As this has to do with the drug war, however, I think things are slowly changing. If the Prohibition of alcohol can be any guide it will take a large enough public outcry along with voting people into office that share your point of view. All that takes time, money, and at least some way to sway the public (generally meaning control in some kind of large media company that the public believes/trusts).

The only way to get started is for people to get together and say they want to do it and start doing it. Apathy and complaining about it goes nowhere.

https://twitter.com/pogue25 if anyone wants to get started :)


Don't confuse disagreement with apathy. Remember that post-Snowden Congress had the ability to put a stop to the NSA program and didn't, and the public outcry (outside of HN) was fairly muted. So it seems that you've got to win some hearts and minds first.

And winning the hearts and minds is not going to be easy. Consider the Tea Party (and importantly consider your own feelings toward the Tea Party) A bona-fide grass roots movement that the establishment has marginalized, ridiculed and baselessly accused of violence and racism and now stands charged with holding the nation hostage, by exercising legal and constitutional rights. I suspect you're movement would not fair any better.
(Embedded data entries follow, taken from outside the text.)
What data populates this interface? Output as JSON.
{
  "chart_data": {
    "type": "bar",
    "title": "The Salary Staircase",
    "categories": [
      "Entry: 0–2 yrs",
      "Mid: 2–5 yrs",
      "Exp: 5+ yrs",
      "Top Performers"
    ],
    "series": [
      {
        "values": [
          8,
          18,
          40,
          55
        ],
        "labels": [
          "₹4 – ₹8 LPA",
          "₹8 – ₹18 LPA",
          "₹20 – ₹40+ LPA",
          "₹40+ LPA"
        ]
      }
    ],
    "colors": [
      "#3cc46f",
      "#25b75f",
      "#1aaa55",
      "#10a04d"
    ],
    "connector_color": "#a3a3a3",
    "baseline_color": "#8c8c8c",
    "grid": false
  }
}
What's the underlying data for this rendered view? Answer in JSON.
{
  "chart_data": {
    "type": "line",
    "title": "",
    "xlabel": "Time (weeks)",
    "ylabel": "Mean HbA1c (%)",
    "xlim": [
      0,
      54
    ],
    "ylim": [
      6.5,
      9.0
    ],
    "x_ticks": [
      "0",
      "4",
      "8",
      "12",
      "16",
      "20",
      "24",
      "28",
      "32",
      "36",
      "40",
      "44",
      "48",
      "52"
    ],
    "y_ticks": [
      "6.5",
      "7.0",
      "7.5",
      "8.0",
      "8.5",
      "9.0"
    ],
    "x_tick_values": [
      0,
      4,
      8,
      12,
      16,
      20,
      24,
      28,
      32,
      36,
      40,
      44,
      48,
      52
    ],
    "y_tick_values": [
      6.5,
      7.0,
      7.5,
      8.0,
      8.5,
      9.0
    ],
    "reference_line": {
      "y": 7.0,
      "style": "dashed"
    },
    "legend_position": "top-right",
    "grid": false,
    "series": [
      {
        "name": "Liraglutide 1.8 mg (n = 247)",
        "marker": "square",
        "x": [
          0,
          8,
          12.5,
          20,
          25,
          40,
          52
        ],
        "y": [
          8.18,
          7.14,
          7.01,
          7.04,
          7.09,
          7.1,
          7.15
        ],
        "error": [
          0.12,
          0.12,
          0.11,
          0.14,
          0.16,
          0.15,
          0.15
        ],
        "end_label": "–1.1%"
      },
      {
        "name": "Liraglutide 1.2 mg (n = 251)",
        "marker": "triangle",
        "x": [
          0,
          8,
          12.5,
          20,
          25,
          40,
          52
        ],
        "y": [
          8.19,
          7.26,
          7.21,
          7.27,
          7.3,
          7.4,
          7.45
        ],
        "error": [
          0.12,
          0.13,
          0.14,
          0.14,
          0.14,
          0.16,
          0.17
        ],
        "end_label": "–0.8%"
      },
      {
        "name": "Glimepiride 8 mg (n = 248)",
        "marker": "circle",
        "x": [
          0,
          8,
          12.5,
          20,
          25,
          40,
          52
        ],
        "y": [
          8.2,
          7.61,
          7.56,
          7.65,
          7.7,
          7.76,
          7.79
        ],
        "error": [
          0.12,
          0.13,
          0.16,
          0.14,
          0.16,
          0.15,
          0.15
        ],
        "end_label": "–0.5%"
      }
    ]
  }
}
>Remember that post-Snowden Congress had the ability to put a stop to the NSA program and didn't, and the public outcry (outside of HN) was fairly muted.

I don't see the public outcry as muted at all, but I suppose it depends on where you look. Remember, we're in a transition of traditional/oldschool media to new media.

I also don't expect the body politic to simply throw out their beloved spy apparatus after some public outcry. This isn't just a decision of Congress, but of a state funded military industrial complex that exists out of bounds of any kind of oversight with their own secret budgets -- something almost unheard of any prior state and without historical precedent. Trying to tear down the walls of that is going to be an extremely complicated and time consuming process, and I think its going to be a piecemeal affair.

> I suspect you're movement would not fair any better.

Obviously its very hard to establish a movement in the 21st century that can effectively alter the status quo. I look at Occupy as a better example -- and without getting into arguments regards one vs the other the Tea Party has continued where Occupy faltered and disintegrated. You may not be able to control what people say about you and its hard to keep a movement from splintering, but if you go by the basic tenants of creating a popular mass movement with leadership, specific political objectives, and enough funds, I think it's very possible to get things accomplished.